Why dispute resolution between Germany and India is a lost cause
The worldwide transfer pricing landscape is in a state of flux and the need for sound and reliable dispute resolution mechanisms has never been more important for multinational enterprises.
In particular, where aggressive tax administrations such as India are concerned, double taxation is a key concern for businesses.
Mutual agreement procedure between Germany and India
In the event that a taxpayer suffers double taxation in India and Germany, Article 25 of the Double Taxation Agreement (DTA) between the two countries theoretically provides for MAP.
However, since Article 9(2) regarding corresponding adjustments in the DTA is missing, in practice, successful conclusions of MAPs between India and Germany are a farfetched goal.
Based on experience, the Indian Competent Authority does not entertain or process MAP requests where Article 9(2) is missing in the DTA. Additionally, the advance pricing agreement (APA) guidance with FAQs released by the Income Tax Department of India clearly states that the practice followed by India in MAP proceedings is that without Article 9(2), the cases of economic double taxation are not admitted under MAP and that a similar position would also apply to APAs. (See: Question 19 of the FAQs on the Indian APA Scheme published by the Income Tax Department of the government of India in 2013.)
Article 9(2) as understood in the spirit of the OECD Model Tax Convention stipulates that, if it is established through MAP or otherwise that the profits of an enterprise/taxpayer which has been taxed in one of the contracting states, and the profits included would have accrued to an associated enterprise/taxpayer of the other contracting state, then the first contracting state shall undertake an appropriate adjustment to the amount of tax charged therein on the aforementioned (incorrectly accrued) profits. In determining such an adjustment, due regard shall be made to the other provisions of the DTA and the competent authorities of the contracting states. (See Article 9(2) of the OECD Model Convention.).
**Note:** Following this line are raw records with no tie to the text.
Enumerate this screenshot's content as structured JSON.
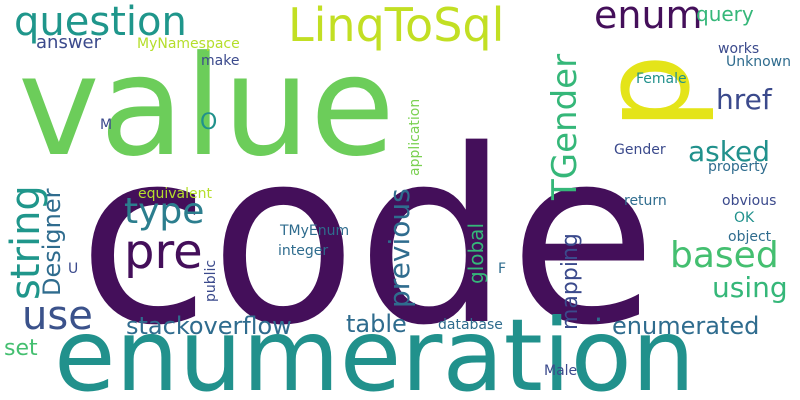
{
  "palette": {
    "dark_purple": "#440f5a",
    "indigo": "#3b4a8c",
    "steel_blue": "#2f6c8e",
    "teal": "#1f968b",
    "green": "#44b57a",
    "lime": "#7ad151",
    "yellow_green": "#b5de2b",
    "yellow": "#e0e31a"
  },
  "words": [
    "code",
    "enumeration",
    "value",
    "p",
    "LinqToSql",
    "question",
    "enum",
    "query",
    "answer",
    "MyNamespace",
    "make",
    "works",
    "Unknown",
    "Female",
    "href",
    "TGender",
    "O",
    "M",
    "asked",
    "Gender",
    "string",
    "type",
    "pre",
    "Designer",
    "previous",
    "application",
    "property",
    "obvious",
    "equivalent",
    "return",
    "OK",
    "object",
    "based",
    "global",
    "TMyEnum",
    "integer",
    "U",
    "public",
    "F",
    "mapping",
    "using",
    "use",
    "stackoverflow",
    "table",
    "enumerated",
    "database",
    "set",
    "Male"
  ]
}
Thus, Article 9(2) is of paramount importance to ensure that the results of the MAP can be implemented in practice.
However, it is also worth noting that the absence of Article 9(2) is not entirely uncommon in DTAs.
For instance, India has 124 DTAs in total, of which only 61 include Article 9(2) dealing with corresponding adjustments. In comparison, Germany has 107 DTAs of which only 46 include Article 9(2) dealing with corresponding adjustments.
After the introduction of its APA programme in 2012, the Indian tax administration acknowledged the need for updating its DTAs with countries where Article 9(2) was missing. Similarly, the German tax administration has also acknowledged that the DTA with India needs to be updated and that such discussions have in fact taken place in the past between the representatives of the two tax jurisdictions.
However, for the time being multinational enterprises in Germany and India must work with the assumption that no foreseeable relief from double taxation between India and Germany is possible.
There are unilateral measures that taxpayers may wish to resort to, however these are often time consuming and offer no guarantee of relief.
Section 2.4 (1) of the German Administrative Bulletin on Mutual Agreement and Arbitration Procedures (2006) (Procedures) stipulates that, before initiating the MAP, it has to be examined whether the substance of the request made by the party entitled to treaty benefits (it is questionable though, if in the case of India a treaty benefit is available given that Article 9(2) is missing) may be remedied using German national measures).
Where necessary, the German Competent Authorities will take the necessary measures ex officio.
In practice, in the event of a unilateral action, the German Competent Authority would generally consider the agreement reached with the local tax authorities during an audit proceeding as being determinant.
Thus, unilateral action by the German Competent Authority (if any) would depend on how the local tax authorities regard the case at hand, which may have led to the double taxation in the first place.
India provides for a fairly robust multi-level procedure for resolution of tax disputes but the time and effort involved can reach magnanimous proportions.
Moreover, with each passing year the number of disputes going to the tax tribunals and courts is increasing.
High profile cases such as that of Vodafone provide a glimpse of how cumbersome the process can be. Having said that, it is also important to note that a fair number of cases in India have indeed been decided in favour of the taxpayer.
Thus, although there is strong reason to hope for relief through unilateral measures in India, the taxpayer must be prepared for years of litigation.
Thus, based on experience, dispute resolution cases between Germany and India are unfortunately a lost cause and are most certainly to the detriment of the taxpayer.
In such cases the approach needs to be proactive rather than reactive since not much can be done (if anything at all) on a bilateral level after the incidence of the double taxation.
For instance the fact that double taxation relief is not possible should be borne in mind at the very latest during tax audit proceedings and negotiations if not at the time of planning and implementation.